In its order, Sebi found that Yogesh Garg, being a dealer in LIC, was in possession of non-public information regarding impending orders of LIC and acted as an information carrier. He has also, prima facie, used the account of one late Ved Parkash Garg to trade on the basis of the non-public information of LIC. With respect to other four entities, they or their accounts were prima facie instrumental in front running trades of LIC.

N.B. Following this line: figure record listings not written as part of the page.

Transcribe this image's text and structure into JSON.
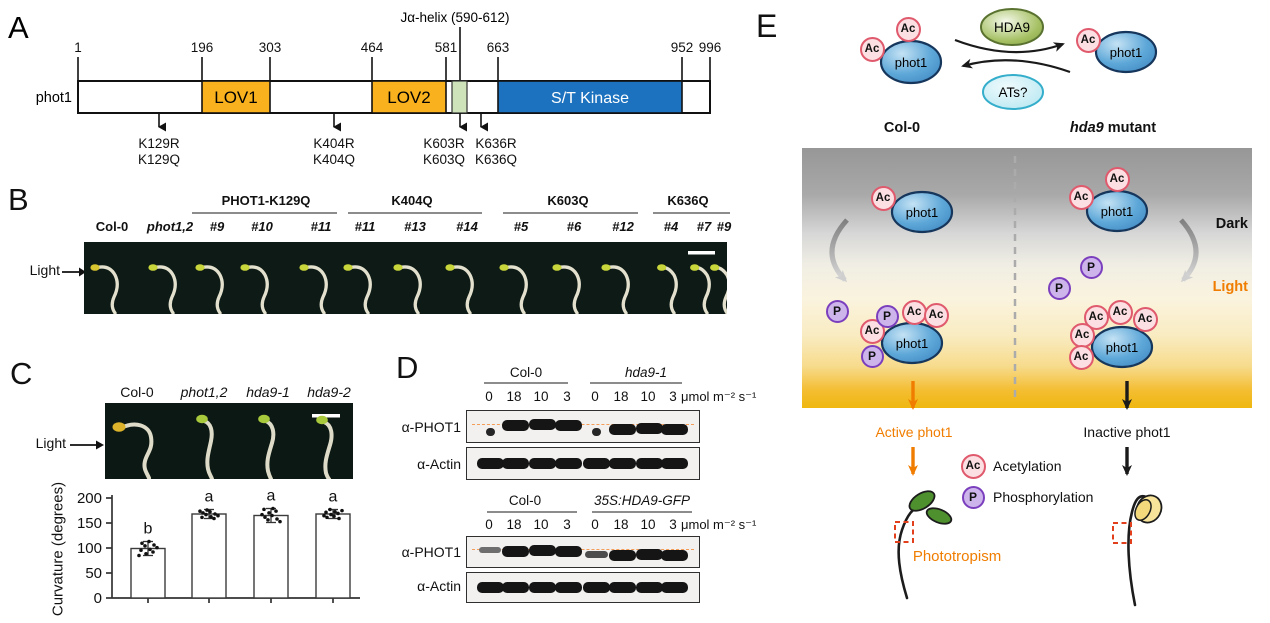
{
  "panelA": {
    "label": "A",
    "ja_helix": "Jα-helix (590-612)",
    "protein": "phot1",
    "ticks": [
      "1",
      "196",
      "303",
      "464",
      "581",
      "663",
      "952",
      "996"
    ],
    "domains": {
      "lov1": "LOV1",
      "lov2": "LOV2",
      "kinase": "S/T Kinase"
    },
    "domain_colors": {
      "lov": "#F9B21D",
      "ja": "#CFE3BA",
      "kinase": "#1C72BE"
    },
    "mutations": [
      [
        "K129R",
        "K129Q"
      ],
      [
        "K404R",
        "K404Q"
      ],
      [
        "K603R",
        "K603Q"
      ],
      [
        "K636R",
        "K636Q"
      ]
    ]
  },
  "panelB": {
    "label": "B",
    "light": "Light",
    "groups": [
      "PHOT1-K129Q",
      "K404Q",
      "K603Q",
      "K636Q"
    ],
    "lanes": [
      "Col-0",
      "phot1,2",
      "#9",
      "#10",
      "#11",
      "#11",
      "#13",
      "#14",
      "#5",
      "#6",
      "#12",
      "#4",
      "#7",
      "#9"
    ]
  },
  "panelC": {
    "label": "C",
    "light": "Light",
    "genotypes": [
      "Col-0",
      "phot1,2",
      "hda9-1",
      "hda9-2"
    ]
  },
  "chart_data": {
    "type": "bar",
    "categories": [
      "Col-0",
      "phot1,2",
      "hda9-1",
      "hda9-2"
    ],
    "values": [
      99,
      168,
      165,
      168
    ],
    "errors": [
      14,
      9,
      14,
      9
    ],
    "sig_letters": [
      "b",
      "a",
      "a",
      "a"
    ],
    "title": "",
    "xlabel": "",
    "ylabel": "Curvature (degrees)",
    "ylim": [
      0,
      200
    ],
    "yticks": [
      0,
      50,
      100,
      150,
      200
    ],
    "points_per_bar": 10,
    "bar_fill": "#ffffff",
    "bar_stroke": "#3b3b3b"
  },
  "panelD": {
    "label": "D",
    "sets": [
      {
        "genotypes": [
          "Col-0",
          "hda9-1"
        ],
        "lanes": [
          "0",
          "18",
          "10",
          "3",
          "0",
          "18",
          "10",
          "3"
        ],
        "unit": "μmol m⁻² s⁻¹",
        "rows": [
          {
            "antibody": "α-PHOT1",
            "bands": [
              0.1,
              1,
              1,
              1,
              0.1,
              1,
              1,
              1
            ]
          },
          {
            "antibody": "α-Actin",
            "bands": [
              1,
              1,
              1,
              1,
              1,
              1,
              1,
              1
            ]
          }
        ]
      },
      {
        "genotypes": [
          "Col-0",
          "35S:HDA9-GFP"
        ],
        "lanes": [
          "0",
          "18",
          "10",
          "3",
          "0",
          "18",
          "10",
          "3"
        ],
        "unit": "μmol m⁻² s⁻¹",
        "rows": [
          {
            "antibody": "α-PHOT1",
            "bands": [
              0.3,
              1,
              1,
              1,
              0.5,
              1,
              1,
              1
            ]
          },
          {
            "antibody": "α-Actin",
            "bands": [
              1,
              1,
              1,
              1,
              1,
              1,
              1,
              1
            ]
          }
        ]
      }
    ]
  },
  "panelE": {
    "label": "E",
    "protein": "phot1",
    "deacetylase": "HDA9",
    "acetyltransferase": "ATs?",
    "left_genotype": "Col-0",
    "right_genotype_gene": "hda9",
    "right_genotype_suffix": " mutant",
    "dark": "Dark",
    "light": "Light",
    "ac": "Ac",
    "p": "P",
    "active": "Active phot1",
    "inactive": "Inactive phot1",
    "process": "Phototropism",
    "legend": {
      "acetylation": "Acetylation",
      "phosphorylation": "Phosphorylation"
    },
    "colors": {
      "orange": "#F07D00",
      "ac_border": "#E05A6D",
      "p_border": "#7B3FBE",
      "phot1_fill": "#4F9AD0",
      "hda9_fill": "#8FAF4C",
      "ats_fill": "#C3ECF3"
    }
  }
}
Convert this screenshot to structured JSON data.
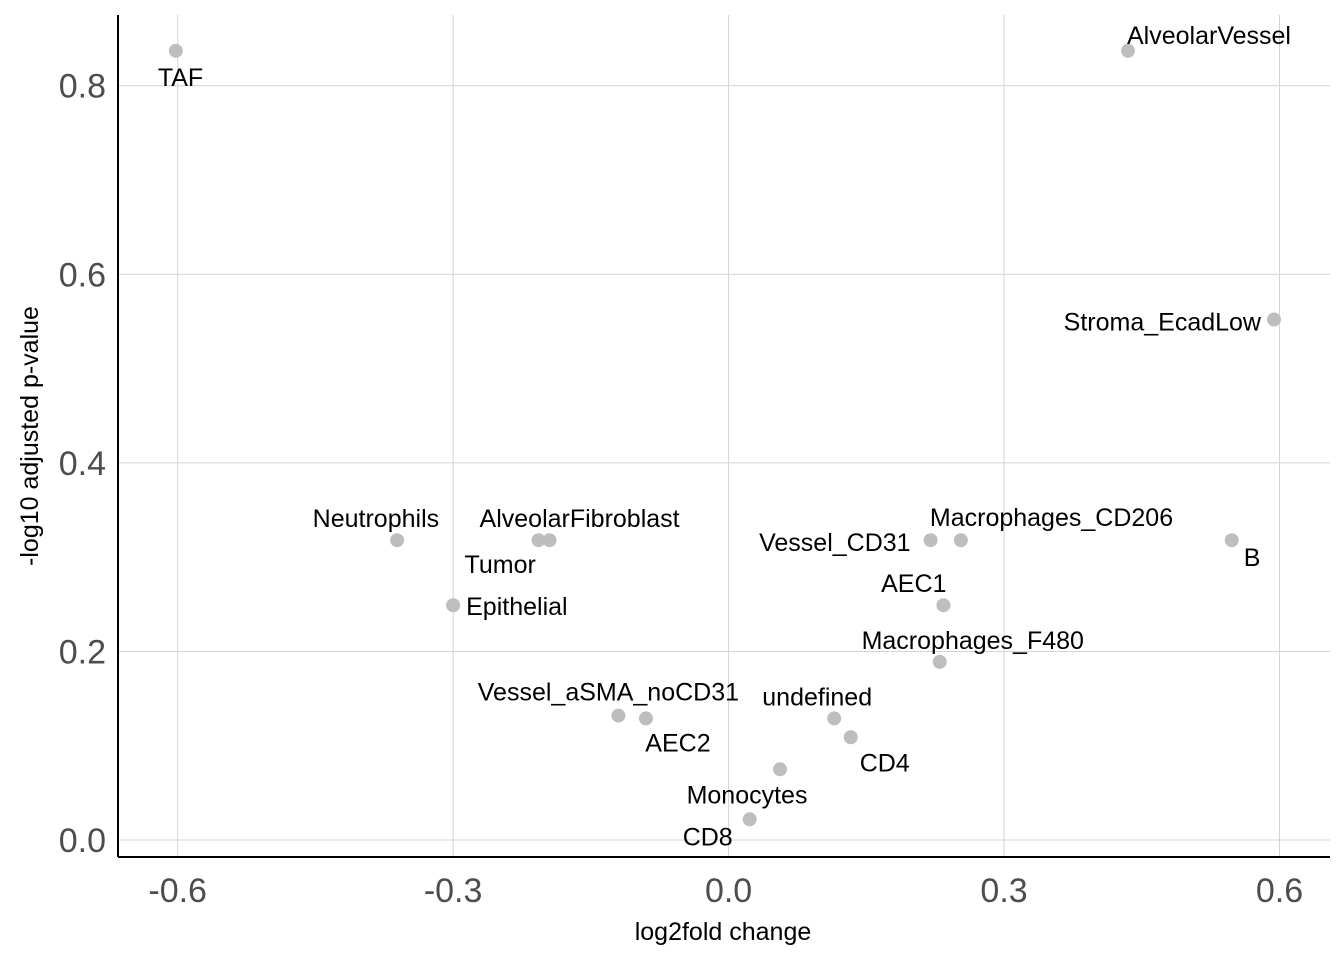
{
  "chart_data": {
    "type": "scatter",
    "title": "",
    "xlabel": "log2fold change",
    "ylabel": "-log10 adjusted p-value",
    "xlim": [
      -0.665,
      0.655
    ],
    "ylim": [
      -0.018,
      0.875
    ],
    "x_ticks": [
      -0.6,
      -0.3,
      0.0,
      0.3,
      0.6
    ],
    "x_tick_labels": [
      "-0.6",
      "-0.3",
      "0.0",
      "0.3",
      "0.6"
    ],
    "y_ticks": [
      0.0,
      0.2,
      0.4,
      0.6,
      0.8
    ],
    "y_tick_labels": [
      "0.0",
      "0.2",
      "0.4",
      "0.6",
      "0.8"
    ],
    "grid": true,
    "point_color": "#bebebe",
    "points": [
      {
        "label": "TAF",
        "x": -0.602,
        "y": 0.837
      },
      {
        "label": "AlveolarVessel",
        "x": 0.435,
        "y": 0.837
      },
      {
        "label": "Stroma_EcadLow",
        "x": 0.594,
        "y": 0.552
      },
      {
        "label": "Neutrophils",
        "x": -0.361,
        "y": 0.318
      },
      {
        "label": "AlveolarFibroblast",
        "x": -0.195,
        "y": 0.318
      },
      {
        "label": "Tumor",
        "x": -0.207,
        "y": 0.318
      },
      {
        "label": "Epithelial",
        "x": -0.3,
        "y": 0.249
      },
      {
        "label": "Vessel_CD31",
        "x": 0.22,
        "y": 0.318
      },
      {
        "label": "Macrophages_CD206",
        "x": 0.253,
        "y": 0.318
      },
      {
        "label": "B",
        "x": 0.548,
        "y": 0.318
      },
      {
        "label": "AEC1",
        "x": 0.234,
        "y": 0.249
      },
      {
        "label": "Macrophages_F480",
        "x": 0.23,
        "y": 0.189
      },
      {
        "label": "Vessel_aSMA_noCD31",
        "x": -0.12,
        "y": 0.132
      },
      {
        "label": "AEC2",
        "x": -0.09,
        "y": 0.129
      },
      {
        "label": "undefined",
        "x": 0.115,
        "y": 0.129
      },
      {
        "label": "CD4",
        "x": 0.133,
        "y": 0.109
      },
      {
        "label": "Monocytes",
        "x": 0.056,
        "y": 0.075
      },
      {
        "label": "CD8",
        "x": 0.023,
        "y": 0.022
      }
    ]
  }
}
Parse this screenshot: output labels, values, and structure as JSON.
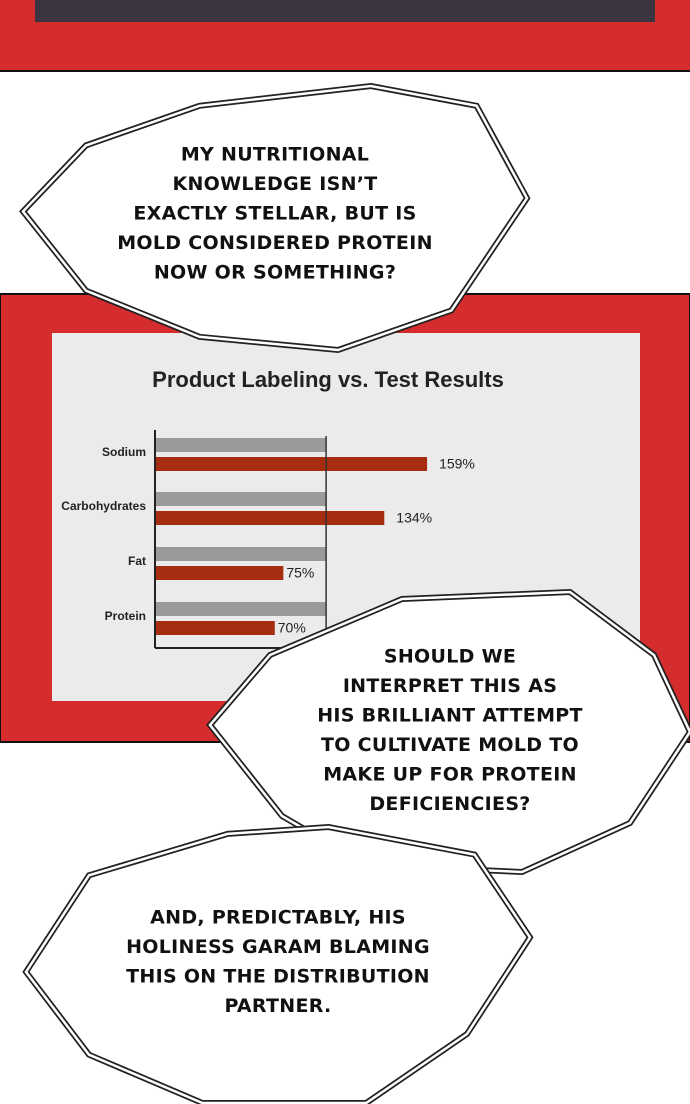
{
  "bubbles": [
    {
      "lines": [
        "MY NUTRITIONAL",
        "KNOWLEDGE ISN’T",
        "EXACTLY STELLAR, BUT IS",
        "MOLD CONSIDERED PROTEIN",
        "NOW OR SOMETHING?"
      ]
    },
    {
      "lines": [
        "SHOULD WE",
        "INTERPRET THIS AS",
        "HIS BRILLIANT ATTEMPT",
        "TO CULTIVATE MOLD TO",
        "MAKE UP FOR PROTEIN",
        "DEFICIENCIES?"
      ]
    },
    {
      "lines": [
        "AND, PREDICTABLY, HIS",
        "HOLINESS GARAM BLAMING",
        "THIS ON THE DISTRIBUTION",
        "PARTNER."
      ]
    }
  ],
  "chart_data": {
    "type": "bar",
    "orientation": "horizontal",
    "title": "Product Labeling vs. Test Results",
    "categories": [
      "Sodium",
      "Carbohydrates",
      "Fat",
      "Protein"
    ],
    "series": [
      {
        "color": "#9a9a9a",
        "values": [
          100,
          100,
          100,
          100
        ]
      },
      {
        "color": "#a52d10",
        "values": [
          159,
          134,
          75,
          70
        ],
        "value_labels": [
          "159%",
          "134%",
          "75%",
          "70%"
        ]
      }
    ],
    "xlim": [
      0,
      180
    ]
  }
}
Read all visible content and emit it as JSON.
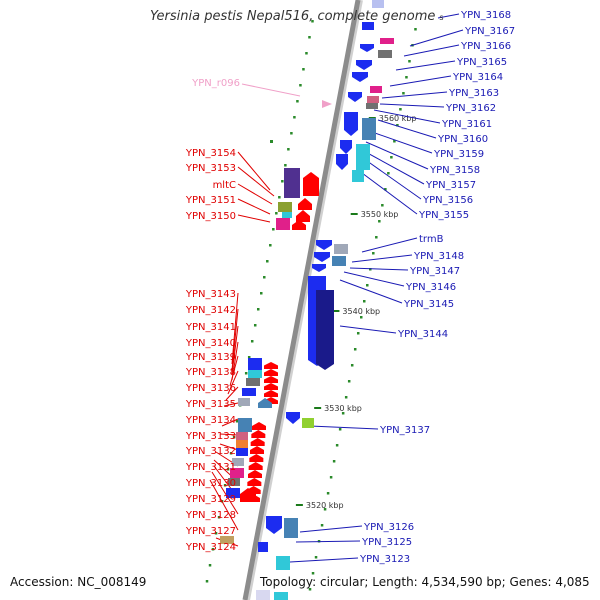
{
  "title": "Yersinia pestis Nepal516, complete genome",
  "title_suffix": "s",
  "footer": {
    "accession_label": "Accession:",
    "accession": "NC_008149",
    "topology_label": "Topology:",
    "topology": "circular",
    "length_label": "Length:",
    "length": "4,534,590 bp",
    "genes_label": "Genes:",
    "genes": "4,085"
  },
  "ticks": [
    "3560 kbp",
    "3550 kbp",
    "3540 kbp",
    "3530 kbp",
    "3520 kbp"
  ],
  "colors": {
    "backbone": "#8c8c8c",
    "forward_label": "#1a1ab4",
    "reverse_label": "#e00000",
    "rna_label": "#f0a0c8",
    "gene_blue": "#1c2cf0",
    "gene_navy": "#1a1a8a",
    "gene_cyan": "#30c8d8",
    "gene_steel": "#4682b4",
    "gene_red": "#ff0000",
    "gene_magenta": "#e0208a",
    "gene_olive": "#8aa030",
    "gene_grey": "#707070"
  },
  "labels_right": [
    "YPN_3168",
    "YPN_3167",
    "YPN_3166",
    "YPN_3165",
    "YPN_3164",
    "YPN_3163",
    "YPN_3162",
    "YPN_3161",
    "YPN_3160",
    "YPN_3159",
    "YPN_3158",
    "YPN_3157",
    "YPN_3156",
    "YPN_3155",
    "trmB",
    "YPN_3148",
    "YPN_3147",
    "YPN_3146",
    "YPN_3145",
    "YPN_3144",
    "YPN_3137",
    "YPN_3126",
    "YPN_3125",
    "YPN_3123"
  ],
  "labels_left": [
    "YPN_3154",
    "YPN_3153",
    "mltC",
    "YPN_3151",
    "YPN_3150",
    "YPN_3143",
    "YPN_3142",
    "YPN_3141",
    "YPN_3140",
    "YPN_3139",
    "YPN_3138",
    "YPN_3136",
    "YPN_3135",
    "YPN_3134",
    "YPN_3133",
    "YPN_3132",
    "YPN_3131",
    "YPN_3130",
    "YPN_3129",
    "YPN_3128",
    "YPN_3127",
    "YPN_3124"
  ],
  "label_rna": "YPN_r096"
}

5 entities were involved in scheme to front run trades of LIC

"It is prima facie concluded that five entities were involved in a scheme to front run the trades of the Big Client (LIC) and therefore they are prima facie jointly and severally liable for the proceeds generated from the front-running trades," Sebi said. These entities are alleged to have made illegal gains by way of the prima facie front-running activity amounting to Rs 244.09 lakh. By indulging in such trades, they, prima facie, violated the provision of PFUTP (Prohibition of Fraudulent and Unfair Trade Practices) rules.

Sebi has restrained 5 entities from buying, selling, or dealing in securities

Accordingly, Sebi has restrained the five entities from buying, selling, or dealing in securities, either directly or indirectly, in any manner whatsoever until further orders. Front-running refers to an illegal practice in the stock market where an entity trades based on advanced information from a broker or analyst before the information has been made available to its clients.

Sebi's alert system generated front-running alerts for Jan to Mar 2022

The order came after Sebi's alert system generated front-running alerts for January to March 2022 against these five entities suspected to be front-running the trades of LIC or big client. Based on the alerts, an examination was conducted for the period January 2020 to March 2022 to examine possible violations of regulatory norms by the suspected entities. The strategies commonly used to front-run trades are Buy-Buy-Sell and Sell-Sell-Buy.

Front-runner used BBS and SSB trading pattern

In Buy-Buy-Sell (BBS) trading pattern, the alleged front-runner, by using the non-public information regarding an impending buy order of the big client, places his buy order before the big client's buy order. As and when the big client places a buy order, the price of the security rises and the alleged front-runner sells the securities bought earlier, at the raised price, thereby pocketing the difference between the newly raised price of the security which is established post big client's buy trades and the price at which he had bought his securities.

Further, in the Sell-Sell-Buy (SSB) trading pattern, the alleged front-runner by using the non-public information regarding an impending sell order of the big client, places his sell orders before the big client's sell order. When the big client places a sell order, the price of the security falls which allows the alleged front-runner to buy back the securities at a lower price to meet his obligations which he had created earlier by selling securities.